Сезара прожгло огнём, как если бы у него поднялся жар, лихорадка, но мысли с отрезвляющими щелчками вставали стёклышками в витраж тайны семьи Рекенья. Сезар застал чету Куэрво до рождения Пенелопе, и для него не было тайной, что приёмный отец позволял себе знаться с другими женщинами. До того, как родилась Пенелопе, Оливия заправляла герцогским двором, держась неунывающей, отзывчивой и набожной сеньорой. Но стоило ей оказаться одной — лилось много слёз от неверности горячо любимого мужа и от несчастливых беременностей. С появлением на свет болезненной Пенелопе чета Куэрво распустила двор, сколь бы неприлично для герцогов это ни было, а Рамиро превратился из ходока в примерного семьянина. И всё же Сезар держался с ним настороже долгие годы. Однако этим летом маршал ушёл в отставку и сократил свой мир до двора, где король не отпускал от себя нового советника, и дома, где ступка для толчения трав легла в его руку так же ровно, как некогда лежала шпага. Но самый заядлый клеветник не смог бы выдумать, что крупнейшее своё похождение Рамиро ви Куэрво совершил до брака.
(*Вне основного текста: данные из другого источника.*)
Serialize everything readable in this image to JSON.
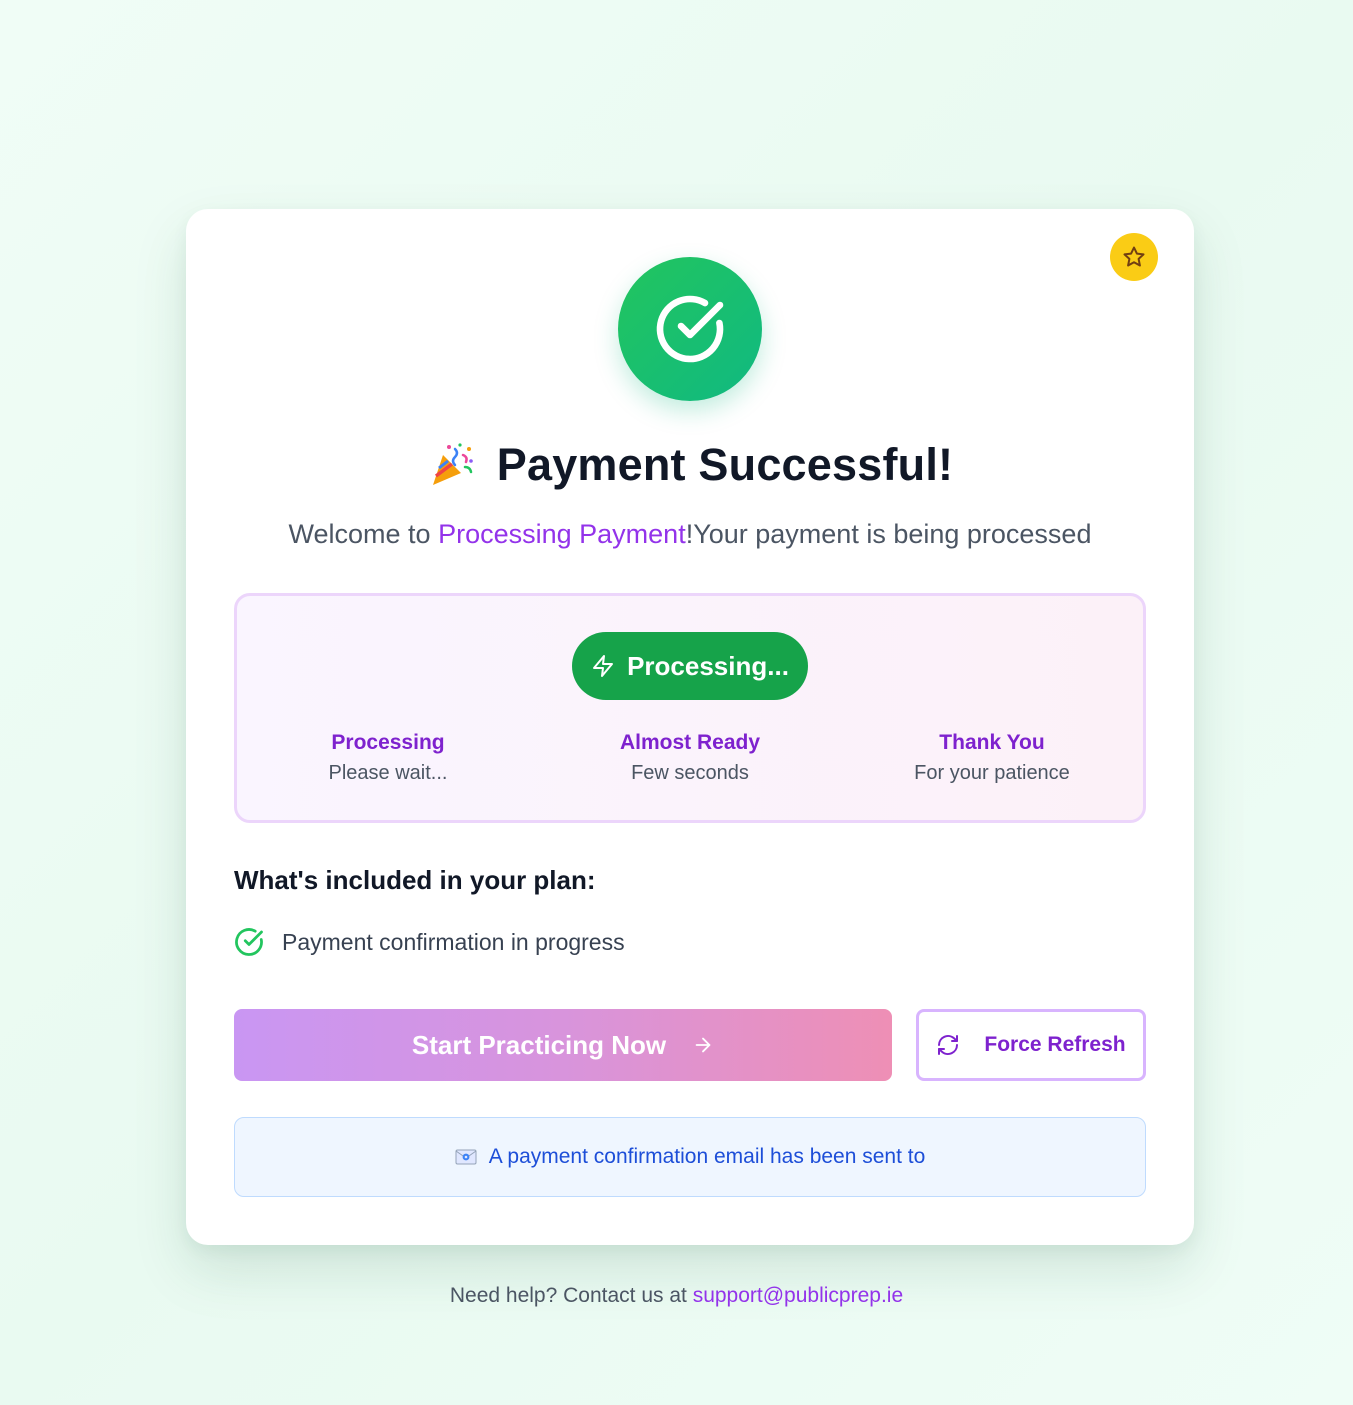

— А может, мы… Мы могли бы.… Бежать… Если бы только Пенелопе… Ох. — Оливия разжала руки, Рамиро успел подставить ладони волнам волос и поднял обратно, будто боялся, что, распустившись, они поторопят беду. — Вспомни. Вспомни, что Франциско сказал тебе. Почему отпустил? Проститься?
— Чем бы это ни было, я не побегу, — отчётливо вышептал Рамиро и прижался губами к волосам жены.